On Apr 15, 2009, at 07:59, Stuart Kendrick wrote:
my favorite pinging application (in-house app, uses
POE::Component::Client::Ping) intermittently reports a rash of
missed replies. happens roughly the same time each night; the
condition lasts for several minutes
Time-based failures implicate periodic jobs. What's cron doing around
that time?
Details:
- perl-5.10.0, POE 1.0.4, POE::Component::Client::Ping 1.14
- CentOS 5.3 (2.6.18-128.el5 x86_64 x86_64 x86_64 GNU/Linux)
- the application is pinging ~120 hosts every 30 seconds
Does the application ping them all in a burst? This could cause lost
packets.

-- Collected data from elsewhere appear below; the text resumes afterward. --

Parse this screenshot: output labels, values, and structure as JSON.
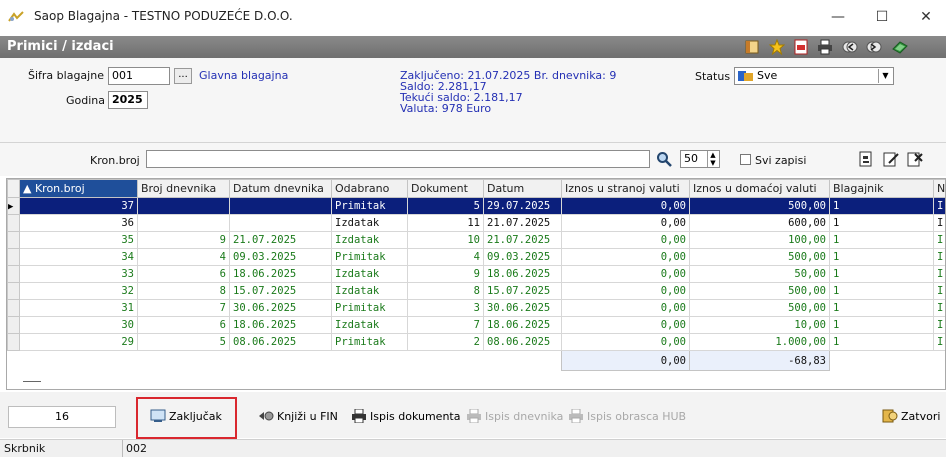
{
  "window": {
    "title": "Saop Blagajna - TESTNO PODUZEĆE D.O.O.",
    "controls": {
      "minimize": "—",
      "maximize": "☐",
      "close": "✕"
    }
  },
  "header": {
    "title": "Primici / izdaci",
    "icons": [
      "layout-icon",
      "star-icon",
      "pdf-icon",
      "printer-icon",
      "left-arrows-icon",
      "right-arrows-icon",
      "book-icon"
    ]
  },
  "form": {
    "sifra_label": "Šifra blagajne",
    "sifra_value": "001",
    "lookup_label": "...",
    "sifra_name": "Glavna blagajna",
    "godina_label": "Godina",
    "godina_value": "2025",
    "info_lines": [
      "Zaključeno: 21.07.2025 Br. dnevnika: 9",
      "Saldo:  2.281,17",
      "Tekući saldo: 2.181,17",
      "Valuta: 978 Euro"
    ],
    "status_label": "Status",
    "status_value": "Sve"
  },
  "filter": {
    "kron_label": "Kron.broj",
    "kron_value": "",
    "limit_value": "50",
    "svi_zapisi_label": "Svi zapisi"
  },
  "grid": {
    "columns": [
      "▲ Kron.broj",
      "Broj dnevnika",
      "Datum dnevnika",
      "Odabrano",
      "Dokument",
      "Datum",
      "Iznos u stranoj valuti",
      "Iznos u domaćoj valuti",
      "Blagajnik",
      "N"
    ],
    "rows": [
      {
        "kron": "37",
        "broj_dn": "",
        "datum_dn": "",
        "odabrano": "Primitak",
        "dok": "5",
        "datum": "29.07.2025",
        "strana": "0,00",
        "domaca": "500,00",
        "blag": "1",
        "n": "I",
        "style": "sel"
      },
      {
        "kron": "36",
        "broj_dn": "",
        "datum_dn": "",
        "odabrano": "Izdatak",
        "dok": "11",
        "datum": "21.07.2025",
        "strana": "0,00",
        "domaca": "600,00",
        "blag": "1",
        "n": "I",
        "style": "black"
      },
      {
        "kron": "35",
        "broj_dn": "9",
        "datum_dn": "21.07.2025",
        "odabrano": "Izdatak",
        "dok": "10",
        "datum": "21.07.2025",
        "strana": "0,00",
        "domaca": "100,00",
        "blag": "1",
        "n": "I",
        "style": "green"
      },
      {
        "kron": "34",
        "broj_dn": "4",
        "datum_dn": "09.03.2025",
        "odabrano": "Primitak",
        "dok": "4",
        "datum": "09.03.2025",
        "strana": "0,00",
        "domaca": "500,00",
        "blag": "1",
        "n": "I",
        "style": "green"
      },
      {
        "kron": "33",
        "broj_dn": "6",
        "datum_dn": "18.06.2025",
        "odabrano": "Izdatak",
        "dok": "9",
        "datum": "18.06.2025",
        "strana": "0,00",
        "domaca": "50,00",
        "blag": "1",
        "n": "I",
        "style": "green"
      },
      {
        "kron": "32",
        "broj_dn": "8",
        "datum_dn": "15.07.2025",
        "odabrano": "Izdatak",
        "dok": "8",
        "datum": "15.07.2025",
        "strana": "0,00",
        "domaca": "500,00",
        "blag": "1",
        "n": "I",
        "style": "green"
      },
      {
        "kron": "31",
        "broj_dn": "7",
        "datum_dn": "30.06.2025",
        "odabrano": "Primitak",
        "dok": "3",
        "datum": "30.06.2025",
        "strana": "0,00",
        "domaca": "500,00",
        "blag": "1",
        "n": "I",
        "style": "green"
      },
      {
        "kron": "30",
        "broj_dn": "6",
        "datum_dn": "18.06.2025",
        "odabrano": "Izdatak",
        "dok": "7",
        "datum": "18.06.2025",
        "strana": "0,00",
        "domaca": "10,00",
        "blag": "1",
        "n": "I",
        "style": "green"
      },
      {
        "kron": "29",
        "broj_dn": "5",
        "datum_dn": "08.06.2025",
        "odabrano": "Primitak",
        "dok": "2",
        "datum": "08.06.2025",
        "strana": "0,00",
        "domaca": "1.000,00",
        "blag": "1",
        "n": "I",
        "style": "green"
      }
    ],
    "totals": {
      "strana": "0,00",
      "domaca": "-68,83"
    }
  },
  "actions": {
    "count": "16",
    "zakljucak": "Zaključak",
    "knjizi": "Knjiži u FIN",
    "ispis_dok": "Ispis dokumenta",
    "ispis_dnevnika": "Ispis dnevnika",
    "ispis_hub": "Ispis obrasca HUB",
    "zatvori": "Zatvori"
  },
  "statusbar": {
    "label": "Skrbnik",
    "value": "002"
  }
}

As I mentioned, ICMP isn't reliable, and congestion on the
network or interface could cause silent packet drops.
- the box gets busy during this time, in terms of disk I/O (average
latency of
~100ms ... fifteen minute rolling load average spikes to ~18:
likely stems
from several disk-intensive jobs which run during this period).
this
busyness lasts for ~5 hours
Heavy load could be causing your monitor program to lag, triggering
timeouts---possibly before the ICMP requests are sent. Reducing the
pinger's niceness slightly may help, but you may just be overloading
the system. See what the machine needs to handle the work you've
given it. Consider distributing the work across multiple machines.

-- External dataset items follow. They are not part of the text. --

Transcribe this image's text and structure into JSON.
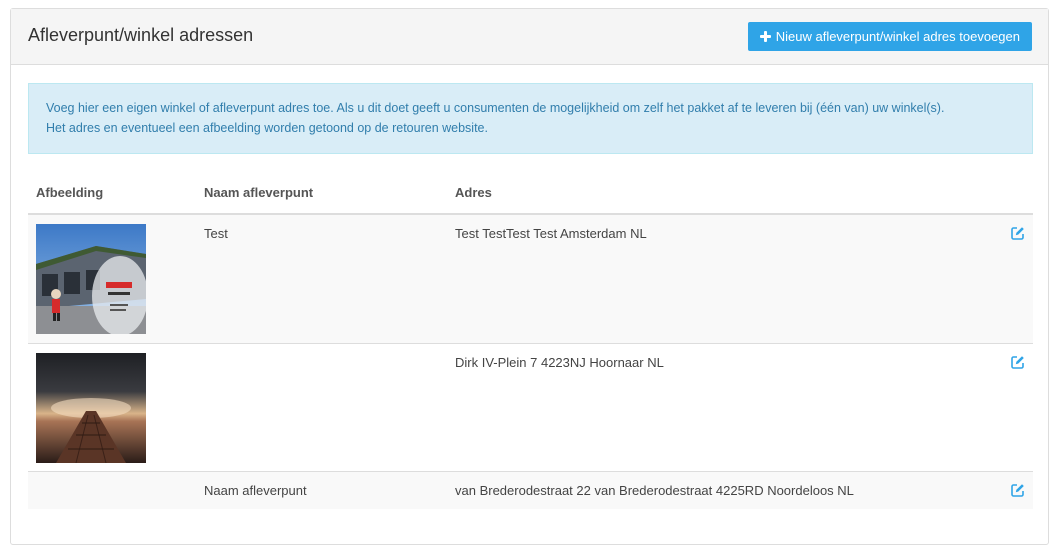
{
  "header": {
    "title": "Afleverpunt/winkel adressen",
    "add_button_label": "Nieuw afleverpunt/winkel adres toevoegen"
  },
  "alert": {
    "line1": "Voeg hier een eigen winkel of afleverpunt adres toe. Als u dit doet geeft u consumenten de mogelijkheid om zelf het pakket af te leveren bij (één van) uw winkel(s).",
    "line2": "Het adres en eventueel een afbeelding worden getoond op de retouren website."
  },
  "table": {
    "columns": [
      "Afbeelding",
      "Naam afleverpunt",
      "Adres"
    ],
    "rows": [
      {
        "name": "Test",
        "address": "Test TestTest Test Amsterdam NL"
      },
      {
        "name": "",
        "address": "Dirk IV-Plein 7 4223NJ Hoornaar NL"
      },
      {
        "name": "Naam afleverpunt",
        "address": "van Brederodestraat 22 van Brederodestraat 4225RD Noordeloos NL"
      }
    ]
  },
  "colors": {
    "primary": "#2fa4e7",
    "alert_bg": "#d9edf7",
    "alert_text": "#317eac"
  }
}
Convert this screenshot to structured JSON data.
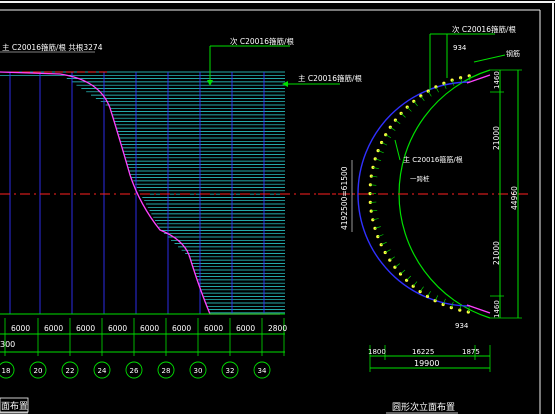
{
  "left_elevation": {
    "top_label": "主 C20016箍筋/根  共根3274",
    "callout_top": "次 C20016箍筋/根",
    "callout_right": "主 C20016箍筋/根",
    "dimensions": [
      "6000",
      "6000",
      "6000",
      "6000",
      "6000",
      "6000",
      "6000",
      "6000",
      "2800"
    ],
    "left_partial_dim": "300",
    "axis_labels": [
      "18",
      "20",
      "22",
      "24",
      "26",
      "28",
      "30",
      "32",
      "34"
    ],
    "bottom_title": "面布置"
  },
  "section": {
    "callout_top": "次 C20016箍筋/根",
    "callout_reinforcement": "钢筋",
    "dim_934_top": "934",
    "dim_934_bottom": "934",
    "dim_1460_top": "1460",
    "dim_21000_top": "21000",
    "dim_44960": "44960",
    "dim_21000_bottom": "21000",
    "dim_1460_bottom": "1460",
    "radius_label": "4192500=61500",
    "inner_callout": "主 C20016箍筋/根",
    "inner_callout_2": "一跨桩",
    "bottom_dims": [
      "1800",
      "16225",
      "1875"
    ],
    "bottom_total": "19900",
    "title": "圆形次立面布置"
  }
}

- the box hosts a number of pinging applications (Nagios, a bunch
of in-house
apps), typically employing fping
Probably not an issue, unless they stream an awful lot of requests.

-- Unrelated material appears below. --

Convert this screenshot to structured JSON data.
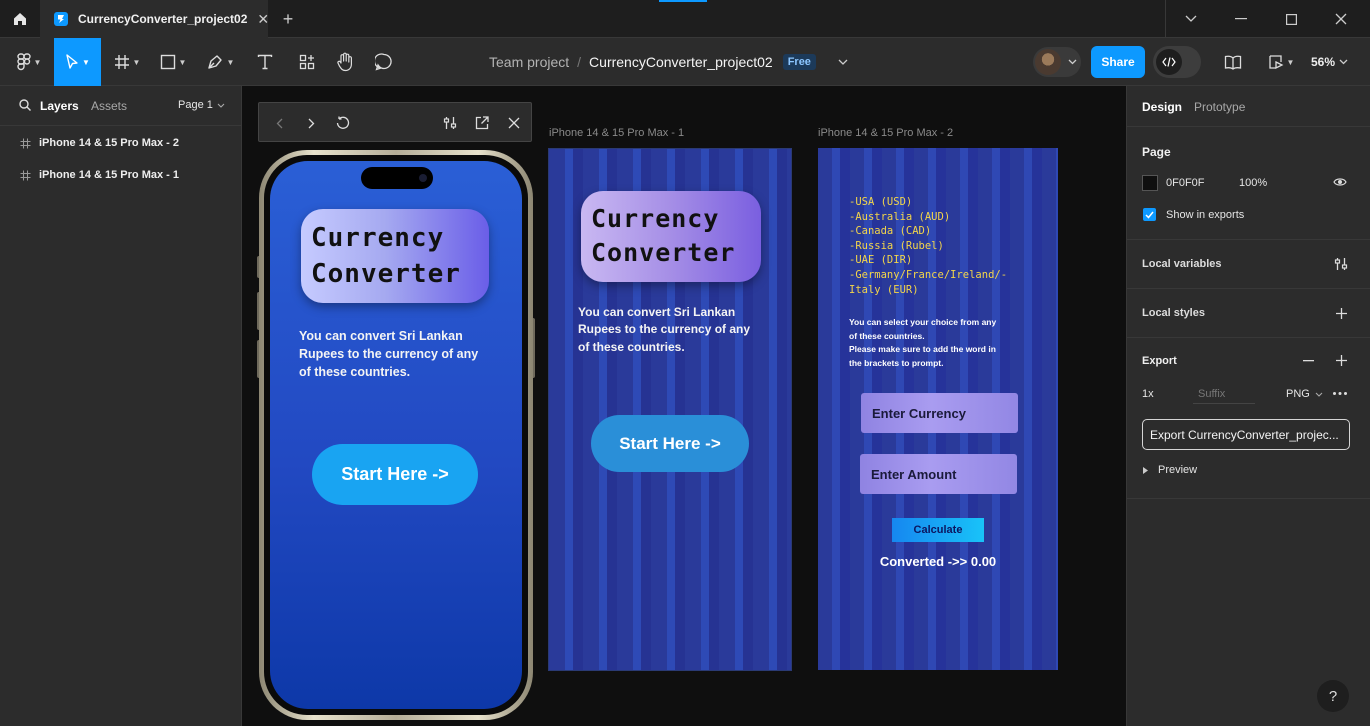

Load spikes may push the pinging activity together, which could result
in lost packets. For example, 120 pings over 30 seconds is fine, but
a lag spike might delay them. The lagged ones will try to catch up in
a burst when the lag spike ends---or when the OS says your pingers
have been CPU starved long enough.
- i've been running the application for a handful of years now, a
handful of
instances, monitoring ~100 - 500 hosts per instance. this is
novel behavior
Novel behavior suggests the question "What has changed?" The variable
could be something new and significant or something that has gradually
approached a capacity threshold. Some things to think about: Has the
number of hosts to ping increased by a lot recently or steadily over
time? Have the disk-intensive jobs' workload increased by a lot
recently or steadily over time?
--
Rocco Caputo - [email protected]